In this case, should be fine though, since the board is rated to run everything on 24V. I get that there is a change in TDP through the stepper drivers, but that’s still more closely related to current than voltage.

For the power calculation, you’re looking at a voltage delta rather than an absolute, and input current drops with a more advanced regulator for the same output current, since it tries to match input and output wattage. Therefore the voltage delta across the regulator is always kept to a minimum for this configuration, and the major factor in TDP is amperage. Try to push 1.4A through an LM7805 fed with 6V, and it’ll still do some pretty terrible things. Run the same thing with a simple buck-boost, and it’ll dissipate a few mW of heat, and maybe a few more at 24V. and only take a few hundred mA of source current. You lose more power to internal resistance pushing the output current than you do to the actual regulation.

Thanks Dan. I agree, it should be fine, I will give it a go. And thanks to Jeffeb3 for the M907 tip. I will research how to use M907 if it runs noticeably hotter than it does on 12v.

This isn’t right, because the way the driver achieves 1A is by turning the source voltage on and off. If the duty cycle is 40% at 12V, then it will be closer to 25% with 19V. The resistance doesn’t change (on a stationary motor) and the power will still be IIR in both cases.

This is because the LM constant voltage supplies just dissipate the extra voltage as heat. This is closer to a buck converter.

Doubling the voltage will ensure the power is connected at half the duty cycle. The average current is constant, and independent of the source voltage.

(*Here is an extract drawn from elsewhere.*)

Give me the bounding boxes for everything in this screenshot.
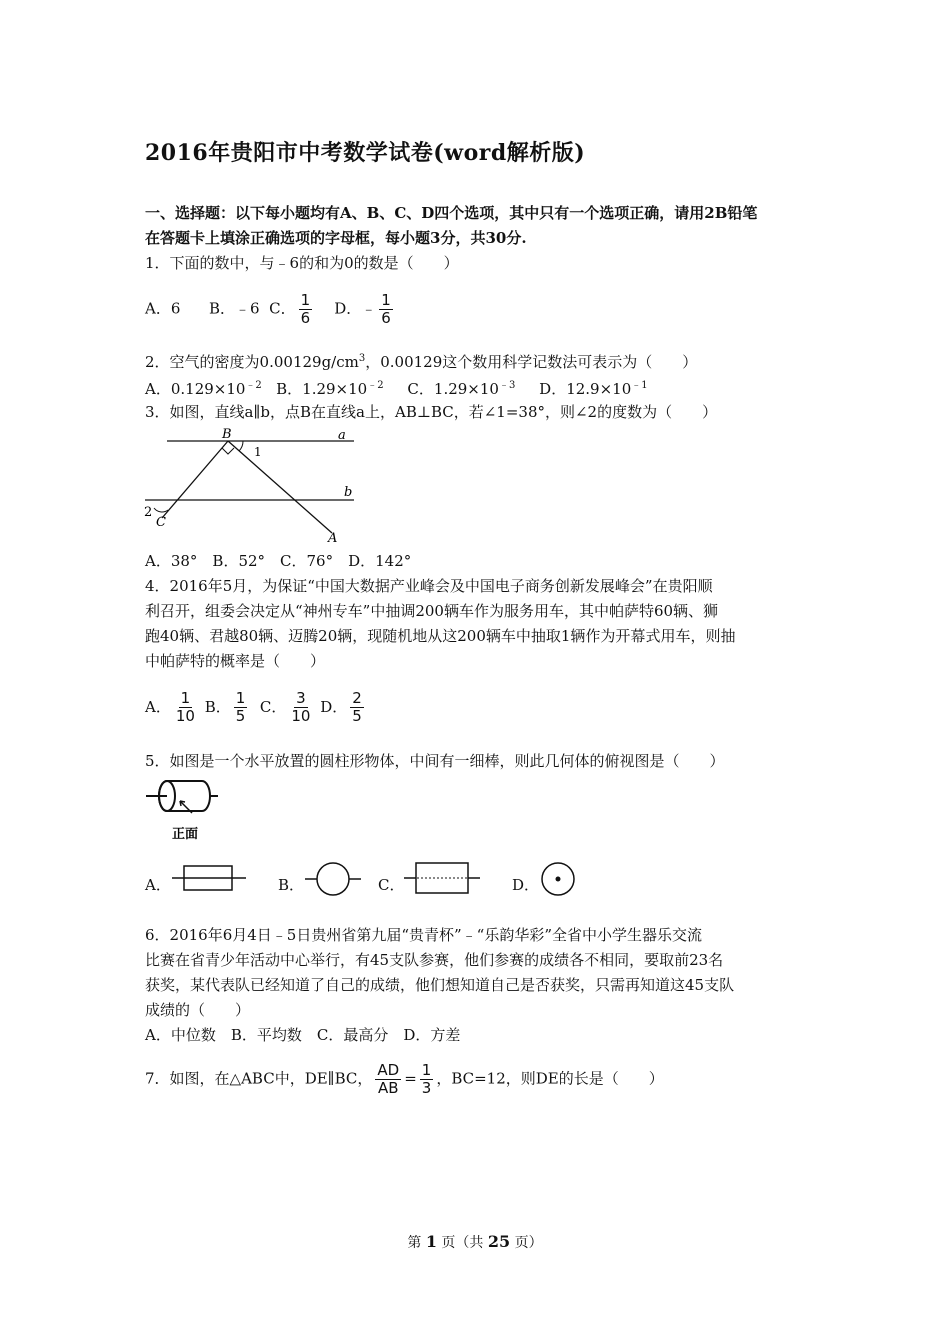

The one place where a 19V will make any difference is if the stepper is spinning fast. In that case, it is effectively creating a reverse voltage. So the effective source voltage may be low, like 2V. In that case, the driver may want to output 1A, but it can’t at 12V, even with 100% duty cycle. At that point, the 19V will have 7V more headroom, and can achieve 1A with a duty cycle of say, 80%.

The average current is constant, through the wires and the coils, the voltage varies with motor speed.